The two companies have been negotiating with LU for over two years. A LandSec insider said: “It seems clear that the deal is dead. We have already indicated to LU that we intend to claim back the money we spent on preparing the bid. But until London Underground officially admits LUPP is dead, we cant do anything.”

He said that if LU did not surrender the full £3m compensation the company would instruct its legal adviser, Lovells, to issue a writ. “Its a lot of money, and we are not likely to just throw it away.”

Last week, EG revealed that secretary of state Stephen Byers feels “powerless” to prevent control of the property sell-off going to GLA division Transport for London.
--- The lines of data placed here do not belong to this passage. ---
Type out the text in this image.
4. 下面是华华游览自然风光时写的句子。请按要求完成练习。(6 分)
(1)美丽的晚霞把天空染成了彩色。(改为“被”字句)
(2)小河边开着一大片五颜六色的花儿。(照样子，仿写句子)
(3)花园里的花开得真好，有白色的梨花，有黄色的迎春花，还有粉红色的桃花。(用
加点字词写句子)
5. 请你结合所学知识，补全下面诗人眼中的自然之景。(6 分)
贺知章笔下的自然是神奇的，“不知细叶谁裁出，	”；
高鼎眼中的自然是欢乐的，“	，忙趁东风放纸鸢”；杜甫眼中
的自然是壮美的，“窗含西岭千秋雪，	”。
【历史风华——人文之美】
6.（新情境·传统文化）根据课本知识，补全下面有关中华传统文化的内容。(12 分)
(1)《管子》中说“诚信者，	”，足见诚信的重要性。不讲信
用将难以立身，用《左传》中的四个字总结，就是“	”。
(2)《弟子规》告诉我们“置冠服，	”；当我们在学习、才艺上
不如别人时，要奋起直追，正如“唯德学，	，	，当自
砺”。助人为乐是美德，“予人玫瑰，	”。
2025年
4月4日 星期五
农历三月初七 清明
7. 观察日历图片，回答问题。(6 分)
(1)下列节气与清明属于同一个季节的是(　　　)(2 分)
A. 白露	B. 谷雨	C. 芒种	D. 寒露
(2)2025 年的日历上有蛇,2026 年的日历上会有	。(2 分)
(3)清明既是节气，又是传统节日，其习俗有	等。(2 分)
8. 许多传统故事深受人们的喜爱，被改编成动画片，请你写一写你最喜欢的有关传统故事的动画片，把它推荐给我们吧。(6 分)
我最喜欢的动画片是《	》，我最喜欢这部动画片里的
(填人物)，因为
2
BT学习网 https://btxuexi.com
The source added: “Weve received contradictory messages from Transport for London and London Underground about LUPP. TfL and Stephen Byers are saying that the property assets will go to TfL and then be sold off piece-by-piece, but LU still maintains that no decision has been made.”

An LU spokesman said: “The LUPP decision was deferred in September last year. Nothing has been announced yet.”

LU will have to decide the future of the deal when the public-private partnership deals to control the Tube are completed in the next six weeks.

London Undergrounds former finance director Patrick Butcher, who resigned last September, is thought to have left his post due to frustrations with delays to the LUPP deal and the Tubes part privatisation.

The collapse of the LUPP and the transfer of the Tubes property assets to Transport for London could also mean that less profitable sites will not be sold at all.